Alaska, the Outermost Frontier: Matanuska Cabbages meets my Mother’s insatiable curiosity November 22
The TIME Life series of books Foods of the World is a spectacular compilation of food writing and photography that was published in the early 70’s. The series has 27 cookbooks that combine recipes with food-themed travelogues that demystify and provide cultural context for foods from around the world. Each volume comes in two parts– a photo-based hard cover book and an accompanying spiral-bound booklet with recipes.
The Foods of the World series introduced many Americans, including my mother, to cuisines from around the world.
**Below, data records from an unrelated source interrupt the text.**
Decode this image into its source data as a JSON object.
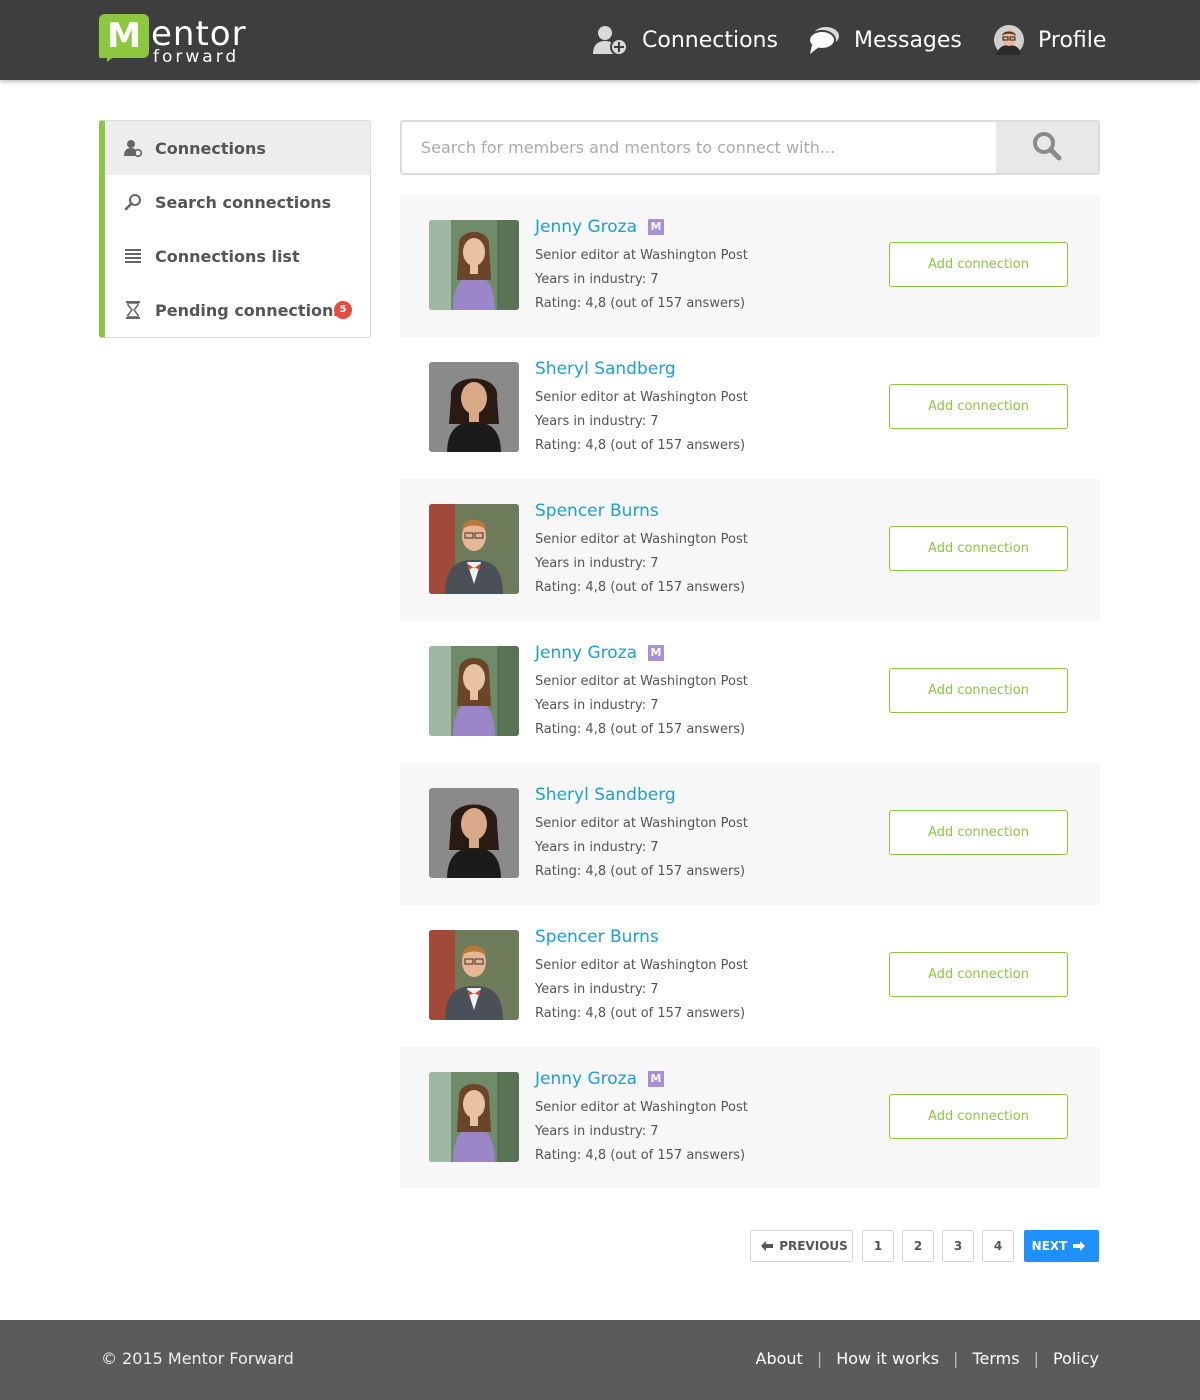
{
  "brand": {
    "logo_letter": "M",
    "logo_word": "entor",
    "logo_sub": "forward",
    "accent": "#8dc63f"
  },
  "nav": {
    "connections": "Connections",
    "messages": "Messages",
    "profile": "Profile"
  },
  "sidebar": {
    "items": [
      {
        "label": "Connections",
        "icon": "user-gear-icon"
      },
      {
        "label": "Search connections",
        "icon": "search-icon"
      },
      {
        "label": "Connections list",
        "icon": "list-icon"
      },
      {
        "label": "Pending connections",
        "icon": "hourglass-icon",
        "badge": "5"
      }
    ]
  },
  "search": {
    "placeholder": "Search for members and mentors to connect with..."
  },
  "members": [
    {
      "name": "Jenny Groza",
      "mentor": "M",
      "title": "Senior editor at Washington Post",
      "years": "Years in industry: 7",
      "rating": "Rating:  4,8 (out of 157 answers)",
      "button": "Add connection"
    },
    {
      "name": "Sheryl Sandberg",
      "title": "Senior editor at Washington Post",
      "years": "Years in industry: 7",
      "rating": "Rating:  4,8 (out of 157 answers)",
      "button": "Add connection"
    },
    {
      "name": "Spencer Burns",
      "title": "Senior editor at Washington Post",
      "years": "Years in industry: 7",
      "rating": "Rating:  4,8 (out of 157 answers)",
      "button": "Add connection"
    },
    {
      "name": "Jenny Groza",
      "mentor": "M",
      "title": "Senior editor at Washington Post",
      "years": "Years in industry: 7",
      "rating": "Rating:  4,8 (out of 157 answers)",
      "button": "Add connection"
    },
    {
      "name": "Sheryl Sandberg",
      "title": "Senior editor at Washington Post",
      "years": "Years in industry: 7",
      "rating": "Rating:  4,8 (out of 157 answers)",
      "button": "Add connection"
    },
    {
      "name": "Spencer Burns",
      "title": "Senior editor at Washington Post",
      "years": "Years in industry: 7",
      "rating": "Rating:  4,8 (out of 157 answers)",
      "button": "Add connection"
    },
    {
      "name": "Jenny Groza",
      "mentor": "M",
      "title": "Senior editor at Washington Post",
      "years": "Years in industry: 7",
      "rating": "Rating:  4,8 (out of 157 answers)",
      "button": "Add connection"
    }
  ],
  "pagination": {
    "previous": "PREVIOUS",
    "pages": [
      "1",
      "2",
      "3",
      "4"
    ],
    "next": "NEXT",
    "accent": "#1e90ff"
  },
  "footer": {
    "copyright": "© 2015 Mentor Forward",
    "links": [
      "About",
      "How it works",
      "Terms",
      "Policy"
    ]
  }
}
When my father’s work moved them from San Francisco to Columbus, Ohio in April of 1966, my mother, always an adventurous chef, felt as though she had moved to a culinary wasteland. When TIME magazine advertised the Foods of the World series my mother jumped at the opportunity to purchase the books. I have vivid childhood memories of my parents preparing highly exotic menus for their monthy “Dinner Club” gatherings from the recipe sections of the series.
Twenty years later I still find these books to be totally captivating and I regularly pull them off the bookshelf to peruse. The above picture is from the book American Cooking: The Northwest, written by Dale Brown with photography by Richard Meck. It is included in chapter one; Alaska, the Outermost Frontier. The caption for the photo reads:
“A cabbage from the Matanuska Valley dwarfs Mrs. John Bush, who grew it in her kitchen garden. The 35-pound giant had a stem too thick and tough to cut with a knife or sickle, and had to be sawed through. A hybrid variety grown primarily for display, the cabbage set no records despite its weight; in seasons past Mrs. Bush has raised cabbages of almost 70 pounds.”